According to The Register, fragments of tracking data show MAVEN may be tumbling, hinting at some energetic event that disrupted its guidance and control. Engineers fear that if they cannot determine its exact path, even a healthy transmitter may be effectively lost in the void. The outcome will affect not just atmospheric science, but also the communications backbone future Mars missions have counted on.

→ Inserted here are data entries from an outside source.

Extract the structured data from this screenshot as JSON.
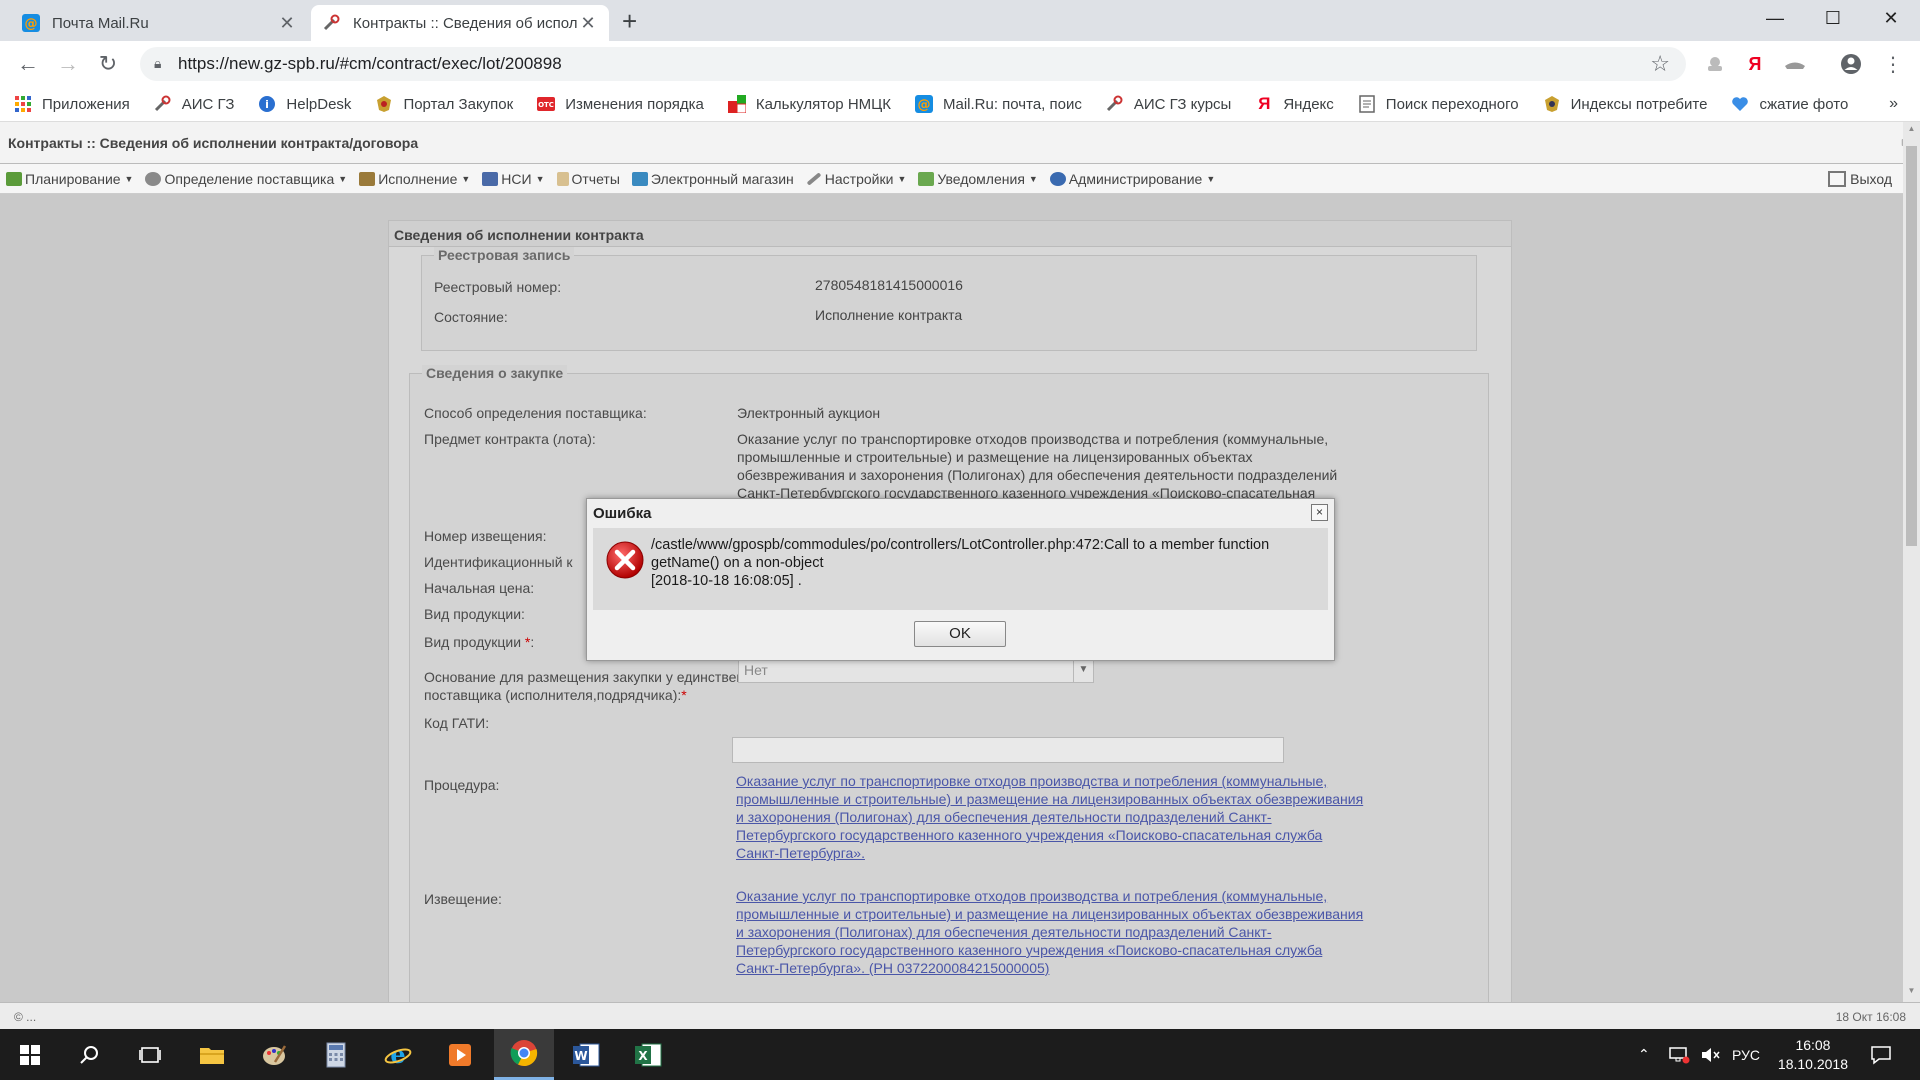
{
  "browser": {
    "tabs": [
      {
        "title": "Почта Mail.Ru",
        "favicon": "mailru-icon",
        "active": false
      },
      {
        "title": "Контракты :: Сведения об испол",
        "favicon": "tools-icon",
        "active": true
      }
    ],
    "url": "https://new.gz-spb.ru/#cm/contract/exec/lot/200898",
    "bookmarks": [
      {
        "label": "Приложения",
        "icon": "apps-grid-icon"
      },
      {
        "label": "АИС ГЗ",
        "icon": "tools-icon"
      },
      {
        "label": "HelpDesk",
        "icon": "info-globe-icon"
      },
      {
        "label": "Портал Закупок",
        "icon": "emblem-icon"
      },
      {
        "label": "Изменения порядка",
        "icon": "otc-icon"
      },
      {
        "label": "Калькулятор НМЦК",
        "icon": "calculator-icon"
      },
      {
        "label": "Mail.Ru: почта, поис",
        "icon": "mailru-icon"
      },
      {
        "label": "АИС ГЗ курсы",
        "icon": "tools-icon"
      },
      {
        "label": "Яндекс",
        "icon": "yandex-icon"
      },
      {
        "label": "Поиск переходного",
        "icon": "doc-icon"
      },
      {
        "label": "Индексы потребите",
        "icon": "emblem-icon"
      },
      {
        "label": "сжатие фото",
        "icon": "heart-icon"
      }
    ],
    "bookmarks_more": "»"
  },
  "app": {
    "window_title": "Контракты :: Сведения об исполнении контракта/договора",
    "menu": [
      {
        "label": "Планирование",
        "color": "#5b9b3a"
      },
      {
        "label": "Определение поставщика",
        "color": "#7a7a7a"
      },
      {
        "label": "Исполнение",
        "color": "#9a7a3a"
      },
      {
        "label": "НСИ",
        "color": "#4a6aa8"
      },
      {
        "label": "Отчеты",
        "color": "#c0a060"
      },
      {
        "label": "Электронный магазин",
        "color": "#3a8ac0"
      },
      {
        "label": "Настройки",
        "color": "#7a7a7a"
      },
      {
        "label": "Уведомления",
        "color": "#5b9b3a"
      },
      {
        "label": "Администрирование",
        "color": "#3a6ab0"
      }
    ],
    "logout": "Выход",
    "panel_title": "Сведения об исполнении контракта",
    "registry": {
      "legend": "Реестровая запись",
      "number_label": "Реестровый номер:",
      "number_value": "2780548181415000016",
      "state_label": "Состояние:",
      "state_value": "Исполнение контракта"
    },
    "purchase": {
      "legend": "Сведения о закупке",
      "method_label": "Способ определения поставщика:",
      "method_value": "Электронный аукцион",
      "subject_label": "Предмет контракта (лота):",
      "subject_lines": [
        "Оказание услуг по транспортировке отходов производства и потребления (коммунальные,",
        "промышленные и строительные) и размещение на лицензированных объектах",
        "обезвреживания и захоронения (Полигонах) для обеспечения деятельности подразделений",
        "Санкт-Петербургского государственного казенного учреждения «Поисково-спасательная"
      ],
      "notice_number_label": "Номер извещения:",
      "ident_label": "Идентификационный к",
      "start_price_label": "Начальная цена:",
      "product_type_label": "Вид продукции:",
      "product_type2_label": "Вид продукции",
      "required_mark": "*",
      "basis_label_1": "Основание для размещения закупки у единственного",
      "basis_label_2": "поставщика (исполнителя,подрядчика):",
      "basis_value": "Нет",
      "gati_label": "Код ГАТИ:",
      "procedure_label": "Процедура:",
      "procedure_lines": [
        "Оказание услуг по транспортировке отходов производства и потребления (коммунальные,",
        "промышленные и строительные) и размещение на лицензированных объектах обезвреживания",
        "и захоронения (Полигонах) для обеспечения деятельности подразделений Санкт-",
        "Петербургского государственного казенного учреждения «Поисково-спасательная служба",
        "Санкт-Петербурга»."
      ],
      "notice_label": "Извещение:",
      "notice_lines": [
        "Оказание услуг по транспортировке отходов производства и потребления (коммунальные,",
        "промышленные и строительные) и размещение на лицензированных объектах обезвреживания",
        "и захоронения (Полигонах) для обеспечения деятельности подразделений Санкт-",
        "Петербургского государственного казенного учреждения «Поисково-спасательная служба",
        "Санкт-Петербурга». (РН 0372200084215000005)"
      ]
    },
    "status_left": "© ...",
    "status_right": "18 Окт 16:08"
  },
  "dialog": {
    "title": "Ошибка",
    "close": "×",
    "message_line1": "/castle/www/gpospb/commodules/po/controllers/LotController.php:472:Call to a member function",
    "message_line2": "getName() on a non-object",
    "message_line3": "[2018-10-18 16:08:05] .",
    "ok_label": "OK"
  },
  "taskbar": {
    "lang": "РУС",
    "time": "16:08",
    "date": "18.10.2018"
  }
}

Even as controllers fight to save one mission, scientists are sharpening the roadmap for the first human voyage. A new report from the U.S. National Academies of Sciences, Engineering, and Medicine, released this month, tells NASA that the top science priority for the first crewed landing on Mars must be the search for life, past or present. The report urges that every human mission return samples to Earth, include a robust surface laboratory, and integrate astronauts, robotics, and artificial intelligence in tightly coordinated campaigns to explore sites rich in ancient rocks, water‑related minerals, and active dust processes.
Fresh research is also narrowing where those future crews might actually touch down. University of Arizona scientists, in work highlighted by ScienceDaily this week, identify mid‑latitude regions where exposed and buried ice lie just beneath the surface. They argue these zones strike the best balance between abundant sunlight for power and shallow ice for drinking water, oxygen, and fuel production, making them prime candidates for robotic precursors and, eventually, human bases.
Taken together, the struggle to recover MAVEN, the new human‑exploration strategy, and the emerging maps of hidden Martian ice show a Mars program in a pivotal moment: dealing with the fragility of aging robots while laying the groundwork for the first footprints in alien soil.